Hazelcast, the leading open source in-memory data grid (IMDG) with hundreds of thousands of installed clusters and over 17 million server starts per month, today announced a new solution which integrates Hazelcast’s IMDG and Apache Spark – an open source data processing engine that enables data workers to efficiently execute streaming, machine learning or SQL workloads which require fast iterative access to datasets. By combining the two technologies, developers now have access to an open source solution that provides data storage and compute capabilities for big data requirements that go well beyond the historical limitations of a single Java Virtual Machine (JVM).

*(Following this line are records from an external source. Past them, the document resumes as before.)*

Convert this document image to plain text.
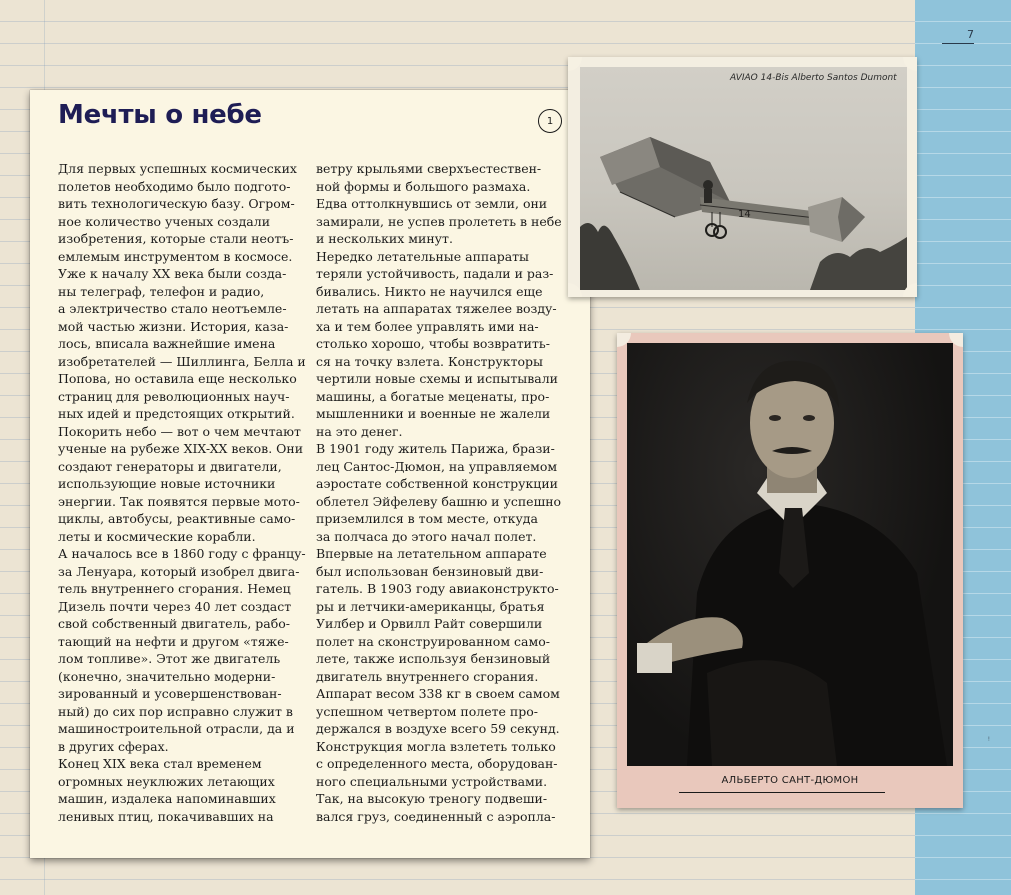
7
ᵎ
Мечты о небе	1
Для первых успешных космических
полетов необходимо было подгото-
вить технологическую базу. Огром-
ное количество ученых создали
изобретения, которые стали неотъ-
емлемым инструментом в космосе.
Уже к началу XX века были созда-
ны телеграф, телефон и радио,
а электричество стало неотъемле-
мой частью жизни. История, каза-
лось, вписала важнейшие имена
изобретателей — Шиллинга, Белла и
Попова, но оставила еще несколько
страниц для революционных науч-
ных идей и предстоящих открытий.
Покорить небо — вот о чем мечтают
ученые на рубеже XIX-XX веков. Они
создают генераторы и двигатели,
использующие новые источники
энергии. Так появятся первые мото-
циклы, автобусы, реактивные само-
леты и космические корабли.
А началось все в 1860 году с францу-
за Ленуара, который изобрел двига-
тель внутреннего сгорания. Немец
Дизель почти через 40 лет создаст
свой собственный двигатель, рабо-
тающий на нефти и другом «тяже-
лом топливе». Этот же двигатель
(конечно, значительно модерни-
зированный и усовершенствован-
ный) до сих пор исправно служит в
машиностроительной отрасли, да и
в других сферах.
Конец XIX века стал временем
огромных неуклюжих летающих
машин, издалека напоминавших
ленивых птиц, покачивавших на
ветру крыльями сверхъестествен-
ной формы и большого размаха.
Едва оттолкнувшись от земли, они
замирали, не успев пролететь в небе
и нескольких минут.
Нередко летательные аппараты
теряли устойчивость, падали и раз-
бивались. Никто не научился еще
летать на аппаратах тяжелее возду-
ха и тем более управлять ими на-
столько хорошо, чтобы возвратить-
ся на точку взлета. Конструкторы
чертили новые схемы и испытывали
машины, а богатые меценаты, про-
мышленники и военные не жалели
на это денег.
В 1901 году житель Парижа, брази-
лец Сантос-Дюмон, на управляемом
аэростате собственной конструкции
облетел Эйфелеву башню и успешно
приземлился в том месте, откуда
за полчаса до этого начал полет.
Впервые на летательном аппарате
был использован бензиновый дви-
гатель. В 1903 году авиаконструкто-
ры и летчики-американцы, братья
Уилбер и Орвилл Райт совершили
полет на сконструированном само-
лете, также используя бензиновый
двигатель внутреннего сгорания.
Аппарат весом 338 кг в своем самом
успешном четвертом полете про-
держался в воздухе всего 59 секунд.
Конструкция могла взлететь только
с определенного места, оборудован-
ного специальными устройствами.
Так, на высокую треногу подвеши-
вался груз, соединенный с аэропла-
14
AVIAO 14-Bis Alberto Santos Dumont
АЛЬБЕРТО САНТ-ДЮМОН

One of the key driving forces behind the widespread developer adoption of Apache Spark is it’s easy-to-use Application Programming Interfaces (APIs) for operating on large datasets, one of which is Resilient Distributed Dataset (RDD). At the core, an RDD is an immutable distributed collection of elements of data, partitioned across nodes in a cluster to provide fault tolerance and parallel access to data. Both of these key features are a natural fit with Hazelcast, as they’re essential building blocks for any performant distributed compute capability.

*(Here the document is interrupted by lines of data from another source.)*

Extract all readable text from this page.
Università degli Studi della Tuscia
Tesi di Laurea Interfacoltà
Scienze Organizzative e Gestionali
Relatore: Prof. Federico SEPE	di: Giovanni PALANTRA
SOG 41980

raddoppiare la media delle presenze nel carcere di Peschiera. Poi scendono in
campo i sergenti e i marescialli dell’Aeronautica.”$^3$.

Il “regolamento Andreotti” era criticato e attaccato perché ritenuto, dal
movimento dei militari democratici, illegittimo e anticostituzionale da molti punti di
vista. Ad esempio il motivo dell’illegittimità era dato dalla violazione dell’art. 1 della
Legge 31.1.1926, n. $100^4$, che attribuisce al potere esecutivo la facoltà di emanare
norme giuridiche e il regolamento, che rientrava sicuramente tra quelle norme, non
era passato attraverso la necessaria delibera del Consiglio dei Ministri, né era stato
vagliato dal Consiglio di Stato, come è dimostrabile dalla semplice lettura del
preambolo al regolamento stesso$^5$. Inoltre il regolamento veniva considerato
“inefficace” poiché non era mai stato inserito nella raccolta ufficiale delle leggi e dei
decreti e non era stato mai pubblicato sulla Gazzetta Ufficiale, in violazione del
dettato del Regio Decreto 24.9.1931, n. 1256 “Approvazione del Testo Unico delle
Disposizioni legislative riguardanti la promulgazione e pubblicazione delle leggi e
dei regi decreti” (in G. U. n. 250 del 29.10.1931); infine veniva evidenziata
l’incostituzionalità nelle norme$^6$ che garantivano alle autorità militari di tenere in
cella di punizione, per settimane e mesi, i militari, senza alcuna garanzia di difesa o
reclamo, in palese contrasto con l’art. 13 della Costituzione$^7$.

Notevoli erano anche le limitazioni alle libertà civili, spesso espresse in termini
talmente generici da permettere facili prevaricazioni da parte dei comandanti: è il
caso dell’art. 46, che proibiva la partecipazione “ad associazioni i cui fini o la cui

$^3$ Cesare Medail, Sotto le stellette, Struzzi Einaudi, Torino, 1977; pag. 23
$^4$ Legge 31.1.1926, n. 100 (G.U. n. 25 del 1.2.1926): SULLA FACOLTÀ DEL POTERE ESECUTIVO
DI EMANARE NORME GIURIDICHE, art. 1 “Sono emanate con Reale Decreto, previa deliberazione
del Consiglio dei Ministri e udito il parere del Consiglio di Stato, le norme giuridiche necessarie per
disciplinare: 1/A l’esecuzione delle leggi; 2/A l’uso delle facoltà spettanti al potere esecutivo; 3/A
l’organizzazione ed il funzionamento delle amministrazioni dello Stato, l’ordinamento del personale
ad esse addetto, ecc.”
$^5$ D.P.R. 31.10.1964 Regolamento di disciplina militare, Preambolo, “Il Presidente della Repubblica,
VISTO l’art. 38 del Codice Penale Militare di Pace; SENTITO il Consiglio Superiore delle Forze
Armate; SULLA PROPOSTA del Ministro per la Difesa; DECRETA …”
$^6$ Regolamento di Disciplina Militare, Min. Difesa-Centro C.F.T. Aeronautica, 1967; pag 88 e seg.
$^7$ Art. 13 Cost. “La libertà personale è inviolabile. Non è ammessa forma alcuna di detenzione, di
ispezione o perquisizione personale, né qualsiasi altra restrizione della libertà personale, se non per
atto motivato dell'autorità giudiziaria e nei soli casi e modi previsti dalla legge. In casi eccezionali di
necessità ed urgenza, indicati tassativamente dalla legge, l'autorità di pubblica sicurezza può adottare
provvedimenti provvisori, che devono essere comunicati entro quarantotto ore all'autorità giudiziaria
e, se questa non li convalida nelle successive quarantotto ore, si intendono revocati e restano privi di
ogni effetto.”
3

To demonstrate the potential of integrating Apache Spark into a Hazelcast IMDG application, BetLeopard, an example sports betting application, has been developed. Put simply, BetLeopard is a bet engine that scales across multiple JVMs with the sharing of events via Hazelcast IMDG partitions, with a query engine that uses Spark to provide real-time risk and analytics of future events. The combination of Hazelcast’s advanced in-memory compute capabilities and distributed store, alongside Spark’s query and analytics capabilities creates a powerful gaming solution. In addition, the integration provides a solid base for the next generation of JVM applications.

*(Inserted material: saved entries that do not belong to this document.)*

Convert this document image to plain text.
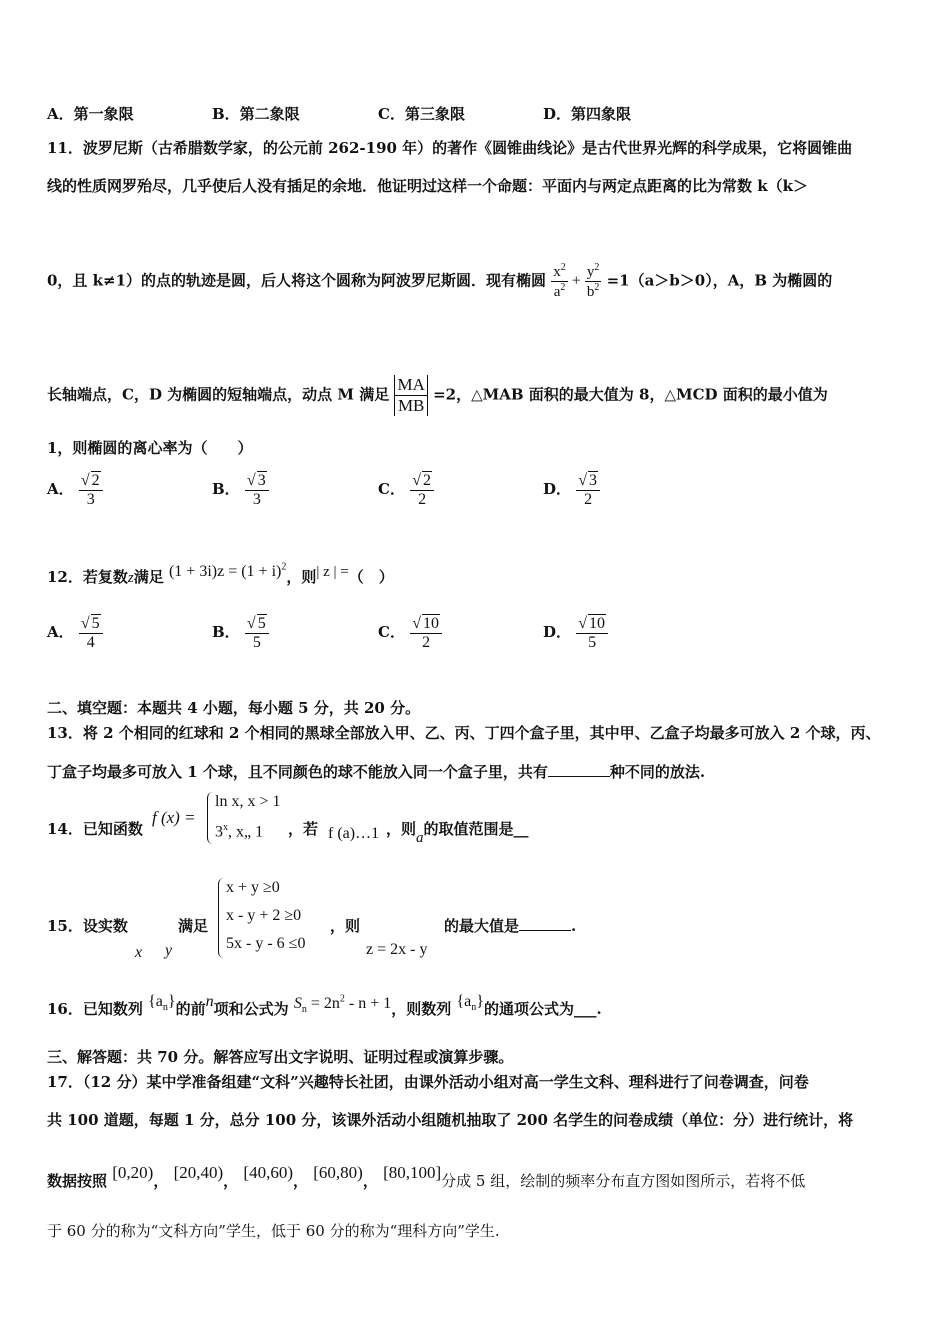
A．第一象限	B．第二象限	C．第三象限	D．第四象限
11．波罗尼斯（古希腊数学家，的公元前 262-190 年）的著作《圆锥曲线论》是古代世界光辉的科学成果，它将圆锥曲
线的性质网罗殆尽，几乎使后人没有插足的余地．他证明过这样一个命题：平面内与两定点距离的比为常数 k（k＞
0，且 k≠1）的点的轨迹是圆，后人将这个圆称为阿波罗尼斯圆．现有椭圆 $\frac{x^2}{a^2} + \frac{y^2}{b^2} =1(a>b>0)$，A，B 为椭圆的
长轴端点，C，D 为椭圆的短轴端点，动点 M 满足 $\frac{MA}{MB} =2$，△MAB 面积的最大值为 8，△MCD 面积的最小值为
1，则椭圆的离心率为（　　）
A． $\frac{√ 2}{3}$	B． $\frac{√ 3}{3}$	C． $\frac{√ 2}{2}$	D． $\frac{√ 3}{2}$
12．若复数z满足 $(1 + 3i)z = (1 + i)^2$，则| z | =（　）
A． $\frac{√ 5}{4}$	B． $\frac{√ 5}{5}$	C． $\frac{√ 10}{2}$	D． $\frac{√ 10}{5}$
二、填空题：本题共 4 小题，每小题 5 分，共 20 分。
13．将 2 个相同的红球和 2 个相同的黑球全部放入甲、乙、丙、丁四个盒子里，其中甲、乙盒子均最多可放入 2 个球，丙、
丁盒子均最多可放入 1 个球，且不同颜色的球不能放入同一个盒子里，共有	种不同的放法.
14．已知函数
f (x) =
ln x, x > 1
3$^x$, x„ 1 ，若 f (a)…1 ，则a的取值范围是__
15．设实数
x y
满足
x + y ≥0
x - y + 2 ≥0
5x - y - 6 ≤0
，则
z = 2x - y
的最大值是	.
16．已知数列 $\{a_n\}$的前n项和公式为 $S_n = 2n^2 - n + 1$，则数列 $\{a_n\}$的通项公式为___.
三、解答题：共 70 分。解答应写出文字说明、证明过程或演算步骤。
17．（12 分）某中学准备组建“文科”兴趣特长社团，由课外活动小组对高一学生文科、理科进行了问卷调查，问卷
共 100 道题，每题 1 分，总分 100 分，该课外活动小组随机抽取了 200 名学生的问卷成绩（单位：分）进行统计，将
数据按照 [0,20)， [20,40)， [40,60)， [60,80)， [80,100]分成 5 组，绘制的频率分布直方图如图所示，若将不低
于 60 分的称为“文科方向”学生，低于 60 分的称为“理科方向”学生.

Hazelcast IMDG is well-known for its interoperability capabilities and is integrated with dozens of other software technologies, including Spark. Hazelcast has clients for several programming languages including Java, .Net/C#, C++, Python, Node.js and Scala, while Spark supports Java, Scala, Python and R out of the box. Consequently, Hazelcast and Spark can easily be used across stacks that comprise multiple languages.
Greg Luck, CEO of Hazelcast, said: “The feedback we get back from the community is that any big data solution needs to be able to distribute processing and storage across machines whilst maintaining a flexible and convenient programming interface. Without these functionalities, it becomes impossible to build enterprise applications which are expected to process more and more data. We believe Hazelcast and Spark provide a compelling open source alternative which has been designed based on developer engagement.”
Spark has several advantages compared to other big data and MapReduce technologies like Hadoop and Storm. Firstly, Spark provides a comprehensive, unified framework to manage big data processing requirements with a variety of data sets that are diverse in nature (text data, graph data, etc...) as well as the source of data (batch vs. real-time streaming data). It also enables applications in Hadoop clusters to run up to 100 times faster in memory and 10 times faster even when running on disk. From version 3.7 onwards, Hazelcast IMDG has shipped an open source connector that allows Hazelcast to be used as a storage medium for Spark.